Отбор в группу ледорубов был строжайшим даже по меркам того времени. По итогам конкурса отсеялось более 90% соискателей и, в конце концов, осталось лишь два кандидата: А. Макаров и С. Карпенко. Однако, тяжелоатлет Александр Макаров (призер Спартакиады народов СССР 1955 года), находясь на отдыхе у родственников под Серпуховом, неожиданно подхватил вирус ящура. Таким образом, остался один Карпенко. Функции Сергея Карпенко (рост — 2 м 12 см, вес — 140 кг) как ледоруба состояли в следующем: находясь на носу второго атомного ледокола «Липецк», следовавшего Северным Морским путем, колоть лед огромным ломом (вес — 162 кг при длине 7 метров) с частотой 25–28 ударов в минуту.

Атомный ледокол «Липецк»

26 сентября 1958 года Карпенко приступил к работе и в 12.00 нанес первый удар ломом — льдина раскололась надвое. Однако уже при втором ударе случилось непоправимое. Карпенко попал в только что образовавшийся проем и силой инерции его вместе с ломом затянуло под лед.

Впоследствии трагическую судьбу Сергея Карпенко разделили еще несколько ледорубов.

После этой череды катастроф, смертей, зачастую случайных и нелепых, было решено сделать труд ледоруба — труд действительно тяжелый — максимально безопасным и, по возможности, комфортным.

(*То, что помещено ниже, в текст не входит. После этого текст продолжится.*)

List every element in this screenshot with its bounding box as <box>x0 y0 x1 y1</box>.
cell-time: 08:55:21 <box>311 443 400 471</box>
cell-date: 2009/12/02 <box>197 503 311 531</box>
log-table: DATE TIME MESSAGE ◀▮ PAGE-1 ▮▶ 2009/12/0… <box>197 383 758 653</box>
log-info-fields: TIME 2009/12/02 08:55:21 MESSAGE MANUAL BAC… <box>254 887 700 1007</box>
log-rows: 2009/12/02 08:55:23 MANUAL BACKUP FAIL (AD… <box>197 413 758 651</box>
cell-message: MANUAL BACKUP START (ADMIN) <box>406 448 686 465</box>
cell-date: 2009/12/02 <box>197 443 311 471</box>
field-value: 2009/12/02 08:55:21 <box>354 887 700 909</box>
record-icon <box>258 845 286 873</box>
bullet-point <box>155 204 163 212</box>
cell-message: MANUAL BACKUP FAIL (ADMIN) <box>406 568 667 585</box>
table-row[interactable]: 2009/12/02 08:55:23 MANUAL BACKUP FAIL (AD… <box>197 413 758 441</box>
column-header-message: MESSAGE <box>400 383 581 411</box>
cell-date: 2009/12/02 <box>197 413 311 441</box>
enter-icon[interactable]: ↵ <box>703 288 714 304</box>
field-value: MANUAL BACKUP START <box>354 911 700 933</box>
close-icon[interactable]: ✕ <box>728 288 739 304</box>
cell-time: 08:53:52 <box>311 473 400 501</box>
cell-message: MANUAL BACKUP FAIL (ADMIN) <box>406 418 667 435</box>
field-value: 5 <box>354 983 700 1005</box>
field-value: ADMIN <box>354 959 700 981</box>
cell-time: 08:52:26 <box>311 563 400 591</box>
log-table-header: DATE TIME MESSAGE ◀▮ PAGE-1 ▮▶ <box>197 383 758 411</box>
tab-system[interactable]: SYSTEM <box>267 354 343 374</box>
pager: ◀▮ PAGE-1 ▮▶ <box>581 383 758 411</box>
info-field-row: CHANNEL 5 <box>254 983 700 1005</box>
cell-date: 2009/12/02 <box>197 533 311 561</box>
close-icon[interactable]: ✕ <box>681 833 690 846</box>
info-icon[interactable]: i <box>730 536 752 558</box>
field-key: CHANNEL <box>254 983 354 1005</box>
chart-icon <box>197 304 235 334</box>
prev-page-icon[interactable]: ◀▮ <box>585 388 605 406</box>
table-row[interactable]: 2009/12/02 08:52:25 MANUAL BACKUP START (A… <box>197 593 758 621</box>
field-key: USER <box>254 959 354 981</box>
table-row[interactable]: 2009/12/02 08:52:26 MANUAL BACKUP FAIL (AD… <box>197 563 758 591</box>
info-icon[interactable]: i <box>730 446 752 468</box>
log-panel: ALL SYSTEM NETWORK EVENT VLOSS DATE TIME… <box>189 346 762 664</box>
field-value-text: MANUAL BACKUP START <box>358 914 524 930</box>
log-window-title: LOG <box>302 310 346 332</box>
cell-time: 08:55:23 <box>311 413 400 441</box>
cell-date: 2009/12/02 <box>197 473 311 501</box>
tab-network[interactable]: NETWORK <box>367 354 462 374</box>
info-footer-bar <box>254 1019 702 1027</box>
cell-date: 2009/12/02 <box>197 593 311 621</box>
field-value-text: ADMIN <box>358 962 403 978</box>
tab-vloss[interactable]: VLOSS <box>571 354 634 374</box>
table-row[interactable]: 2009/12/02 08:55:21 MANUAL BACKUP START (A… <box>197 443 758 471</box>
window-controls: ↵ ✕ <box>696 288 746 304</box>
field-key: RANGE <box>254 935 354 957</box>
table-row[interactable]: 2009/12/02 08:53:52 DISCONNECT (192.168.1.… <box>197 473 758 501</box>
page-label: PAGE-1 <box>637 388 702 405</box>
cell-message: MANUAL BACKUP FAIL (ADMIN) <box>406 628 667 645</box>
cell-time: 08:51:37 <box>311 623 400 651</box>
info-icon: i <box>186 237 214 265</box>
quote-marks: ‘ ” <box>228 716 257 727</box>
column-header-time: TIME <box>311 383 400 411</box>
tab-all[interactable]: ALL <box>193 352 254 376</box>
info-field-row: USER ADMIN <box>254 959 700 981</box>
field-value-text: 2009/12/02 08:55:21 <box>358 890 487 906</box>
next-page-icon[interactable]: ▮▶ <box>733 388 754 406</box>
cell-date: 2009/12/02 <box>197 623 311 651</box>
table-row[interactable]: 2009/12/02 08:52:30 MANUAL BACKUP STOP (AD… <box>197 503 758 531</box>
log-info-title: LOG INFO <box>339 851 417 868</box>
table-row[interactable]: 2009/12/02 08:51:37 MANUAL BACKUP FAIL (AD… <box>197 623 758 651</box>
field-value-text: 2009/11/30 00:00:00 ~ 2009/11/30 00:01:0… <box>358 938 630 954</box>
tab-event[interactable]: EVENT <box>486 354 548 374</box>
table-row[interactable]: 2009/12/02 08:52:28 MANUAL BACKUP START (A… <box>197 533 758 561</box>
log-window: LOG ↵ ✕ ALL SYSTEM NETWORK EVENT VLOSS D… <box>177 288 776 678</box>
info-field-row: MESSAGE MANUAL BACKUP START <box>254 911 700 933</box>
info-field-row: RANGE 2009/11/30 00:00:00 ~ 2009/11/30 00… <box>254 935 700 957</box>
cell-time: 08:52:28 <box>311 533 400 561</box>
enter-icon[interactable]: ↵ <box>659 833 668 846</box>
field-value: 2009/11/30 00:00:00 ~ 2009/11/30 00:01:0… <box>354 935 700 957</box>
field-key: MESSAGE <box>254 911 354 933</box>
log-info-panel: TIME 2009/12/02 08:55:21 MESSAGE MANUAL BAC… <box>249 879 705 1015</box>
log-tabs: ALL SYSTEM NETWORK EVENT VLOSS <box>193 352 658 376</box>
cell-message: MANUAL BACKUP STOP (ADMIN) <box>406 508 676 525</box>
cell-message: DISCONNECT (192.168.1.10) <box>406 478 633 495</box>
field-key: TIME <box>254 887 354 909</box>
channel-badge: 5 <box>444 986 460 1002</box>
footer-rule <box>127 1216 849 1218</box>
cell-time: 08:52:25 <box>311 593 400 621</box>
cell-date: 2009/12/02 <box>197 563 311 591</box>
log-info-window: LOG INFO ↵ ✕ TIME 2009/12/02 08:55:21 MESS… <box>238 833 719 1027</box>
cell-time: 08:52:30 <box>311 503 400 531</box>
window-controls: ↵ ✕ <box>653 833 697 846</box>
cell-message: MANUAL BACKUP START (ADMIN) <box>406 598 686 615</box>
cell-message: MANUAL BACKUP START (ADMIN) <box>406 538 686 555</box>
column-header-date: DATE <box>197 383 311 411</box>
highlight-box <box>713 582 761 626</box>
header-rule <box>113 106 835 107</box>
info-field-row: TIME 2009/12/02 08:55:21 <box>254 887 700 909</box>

Новая бригада ледорубов, сформированная в соответствии с этими возросшими требованиями, вошла в состав экипажа третьего атомного ледокола «Бонч-Бруевич». Бригада двигалась по льду впереди ледокола, крайне редко поднимаясь на борт, поскольку была обеспечена всем необходимым: в распоряжении каждого имелись лопата, скребок, лом, а также определенный запас продовольствия. Конечно же, массу и длину лома, предоставленного каждому ледорубу, нельзя было сравнивать с параметрами того лома, который использовал Сергей Карпенко. Вполне естественно, что возросла и частота ударов: у мужчин — 150 в минуту, у женщин — около 100. Первая бригада ледорубов состояла из 18 человек.

В марте 1995 года, когда научная общественность столицы широко отмечала 40-ю годовщину исторического совещания, о котором шла речь в этой главе, в прессе впервые были опубликованы имена этих, без преувеличения, героев.

Кто же эти люди?

Итак это: Есмантович, Ильин, Жупиков, Гордейко, Бибисов, Алонова, Бергман, Чусовитин, Штик, Долбоносов, Хопсалис (фамилия изменена), Ковин, Скворцов, Варнаков, Богорад, Линке, Бижонов-Шматко и Корецкий.